NEW DELHI – India crossed 1 million cases of coronavirus on Friday, third only to the United States and Brazil, raising concerns about its readiness to face an inevitable surge that could overwhelm hospitals and test the country’s weak health system.
An increase of 34,956 new cases in the last 24 hours brought the national total to 1,003,832.
The Ministry of Health also reported a record number of 687 deaths for a total of 25,602. He said 635,757 people have recovered and the recovery rate continues to improve to 63%.
The grim milestone comes at a time when several Indian states are imposing specific blockades to stop the outbreak amid frenzied efforts by local governments to protect the economy.
So far, three states, Maharashtra, Delhi and Tamil Nadu, have accounted for more than half of all cases. But in the vast countryside of India, which is much less prepared and with weaker medical care, the pandemic is clearly growing.
“Acceleration in cases remains the main challenge for India in the coming days,” said Dr. Ashish Jha, director of the Harvard Institute of Global Health, adding that the vast majority of cases were still being lost.
The continued increase has forced authorities to reestablish blockades in some cities and states.
In Bangalore, a city that prides itself on being India’s hub of technological innovation, the government ordered a week-long shutdown that started Tuesday night after cases increased exponentially.
In Bihar, an eastern state with a population of 128 million and a fragile health system, a two-week shutdown was announced on Thursday.
In Uttar Pradesh, the most populous state with more than 200 million people, authorities have begun placing residents under strict weekend curfews, which will remain in effect until the end of the month.
Other local governments are increasingly focusing on smaller locks that protect the economy. Nearly a dozen states have imposed restrictions on “buffer zones,” areas that can be as small as a few houses or a street.
Dr. Anant Bhan, a global health researcher, said India would likely see “a series of spikes” as the infection spread in rural areas. He noted that the capital of New Delhi and the financial capital, Mumbai, had already seen waves, while infections have now moved to smaller cities.
India’s response to the virus was initially slow and then bought time by locking up its entire population of 1.4 billion people when Prime Minister Narendra Modi imposed a three-week national blockade on March 24.
“If (the) situation is not managed in these 21 days, the country and his family could go back 21 years,” Modi said in a televised speech to the Indians, many of whom still did not know the magnitude of the crisis in the country. . country.
The national blockade, then extended for an additional five weeks, came at a huge economic cost amid an unprecedented humanitarian crisis when millions of impoverished migrant workers were forced to return to the countryside due to job losses and hunger.
Aiming to increase the capacity of the healthcare system, the crash slowed the virus, but it was not enough. Cases continued to rise as evidence remained abysmally low and the virus shot through the vast landscape of India, from the high Kashmir Himalayas to the expansive beaches of Kanyakumari in Tamil Nadu.
“The slowdown is not eradication,” said Jayaprakash Muliyil, an epidemiologist at Christian Medical College in Vellore.
Muliyil said India had to try to curb the virus because it did not have enough beds, but was only partially successful, as the “requirement was quite large.”
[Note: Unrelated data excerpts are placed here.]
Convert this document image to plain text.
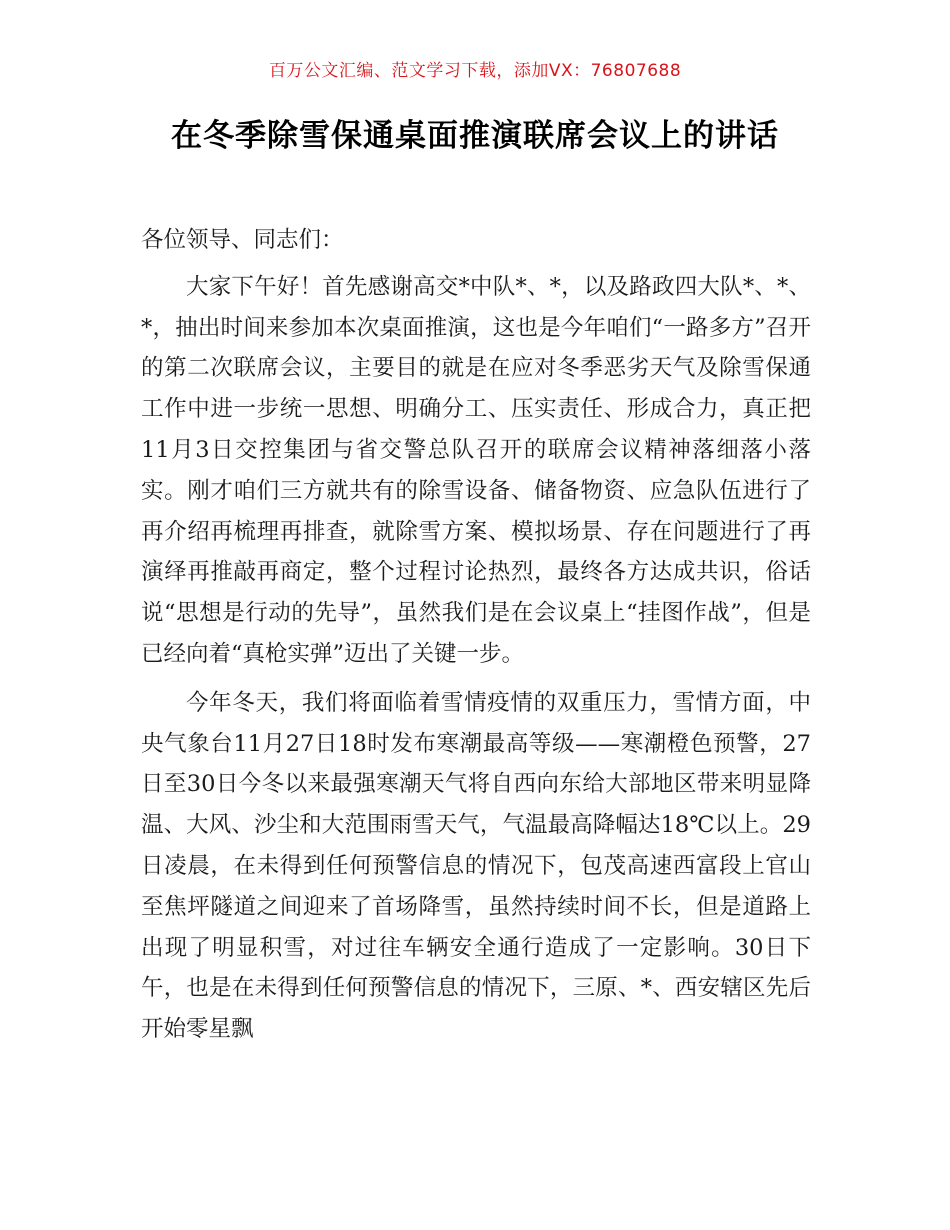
百万公文汇编、范文学习下载，添加VX：76807688
在冬季除雪保通桌面推演联席会议上的讲话

各位领导、同志们：

大家下午好！首先感谢高交*中队*、*，以及路政四大队*、*、*，抽出时间来参加本次桌面推演，这也是今年咱们“一路多方”召开的第二次联席会议，主要目的就是在应对冬季恶劣天气及除雪保通工作中进一步统一思想、明确分工、压实责任、形成合力，真正把11月3日交控集团与省交警总队召开的联席会议精神落细落小落实。刚才咱们三方就共有的除雪设备、储备物资、应急队伍进行了再介绍再梳理再排查，就除雪方案、模拟场景、存在问题进行了再演绎再推敲再商定，整个过程讨论热烈，最终各方达成共识，俗话说“思想是行动的先导”，虽然我们是在会议桌上“挂图作战”，但是已经向着“真枪实弹”迈出了关键一步。

今年冬天，我们将面临着雪情疫情的双重压力，雪情方面，中央气象台11月27日18时发布寒潮最高等级——寒潮橙色预警，27日至30日今冬以来最强寒潮天气将自西向东给大部地区带来明显降温、大风、沙尘和大范围雨雪天气，气温最高降幅达18℃以上。29日凌晨，在未得到任何预警信息的情况下，包茂高速西富段上官山至焦坪隧道之间迎来了首场降雪，虽然持续时间不长，但是道路上出现了明显积雪，对过往车辆安全通行造成了一定影响。30日下午，也是在未得到任何预警信息的情况下，三原、*、西安辖区先后开始零星飘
India’s public health care system is one of the least chronically funded in the world, and access to hospitals in rural areas is very low. Experts say the challenge for India will be to slow the opening of the economy by trying to restrict the increase in cases to manageable levels that do not overwhelm hospitals.
“India’s strategy for the future will revolve around containment areas,” said Rajesh Bhushan of the Indian Federal Ministry of Health. Once more zones are mapped, health workers will go from house to house and evaluate those with symptoms, he said.
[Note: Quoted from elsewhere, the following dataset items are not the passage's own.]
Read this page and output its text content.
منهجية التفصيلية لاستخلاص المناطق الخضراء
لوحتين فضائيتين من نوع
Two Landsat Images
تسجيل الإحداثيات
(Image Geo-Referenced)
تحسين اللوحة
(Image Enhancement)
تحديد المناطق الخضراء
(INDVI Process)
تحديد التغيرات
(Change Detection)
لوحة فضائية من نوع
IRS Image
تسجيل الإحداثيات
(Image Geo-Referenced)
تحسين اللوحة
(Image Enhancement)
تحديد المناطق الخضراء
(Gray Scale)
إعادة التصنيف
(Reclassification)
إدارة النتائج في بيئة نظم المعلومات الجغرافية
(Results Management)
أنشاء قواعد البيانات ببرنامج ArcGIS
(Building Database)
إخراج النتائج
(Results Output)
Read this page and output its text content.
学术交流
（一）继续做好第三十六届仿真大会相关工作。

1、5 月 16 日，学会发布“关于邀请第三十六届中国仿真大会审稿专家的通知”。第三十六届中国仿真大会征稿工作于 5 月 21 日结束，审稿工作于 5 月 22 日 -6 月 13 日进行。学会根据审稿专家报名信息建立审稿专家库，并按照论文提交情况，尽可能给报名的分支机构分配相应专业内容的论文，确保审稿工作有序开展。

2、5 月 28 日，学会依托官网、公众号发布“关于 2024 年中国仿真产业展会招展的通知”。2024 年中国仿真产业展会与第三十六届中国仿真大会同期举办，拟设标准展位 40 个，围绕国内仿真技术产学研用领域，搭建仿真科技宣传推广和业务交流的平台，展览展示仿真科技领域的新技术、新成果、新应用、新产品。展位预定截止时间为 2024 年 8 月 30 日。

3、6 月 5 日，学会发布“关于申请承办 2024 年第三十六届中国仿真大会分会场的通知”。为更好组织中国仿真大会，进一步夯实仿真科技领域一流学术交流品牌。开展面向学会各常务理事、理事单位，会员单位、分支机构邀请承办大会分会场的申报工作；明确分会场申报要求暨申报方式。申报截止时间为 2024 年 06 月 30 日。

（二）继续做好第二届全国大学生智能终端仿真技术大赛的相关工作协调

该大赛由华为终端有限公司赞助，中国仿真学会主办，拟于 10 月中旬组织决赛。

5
Experts say low testing remains a concern.
Dr. Ujjwal Parakh, a senior consultant in the department of respiratory medicine at Ganga Ram Hospital, New Delhi, said authorities could have been more transparent about the testing guidelines.
Initially, India had some of the strictest testing criteria in the world and used only a third of its testing capacity. After months of slowness, testing has now increased, from a single lab in January to more than 1,200.
More than 300,000 samples are analyzed every day. In some cities, it has also allowed over-the-counter testing. “The battle plan is to do everything we know works. Open the economy, as much as it is safe. Follow things very closely, ”said Jha. “But don’t let the virus establish itself.”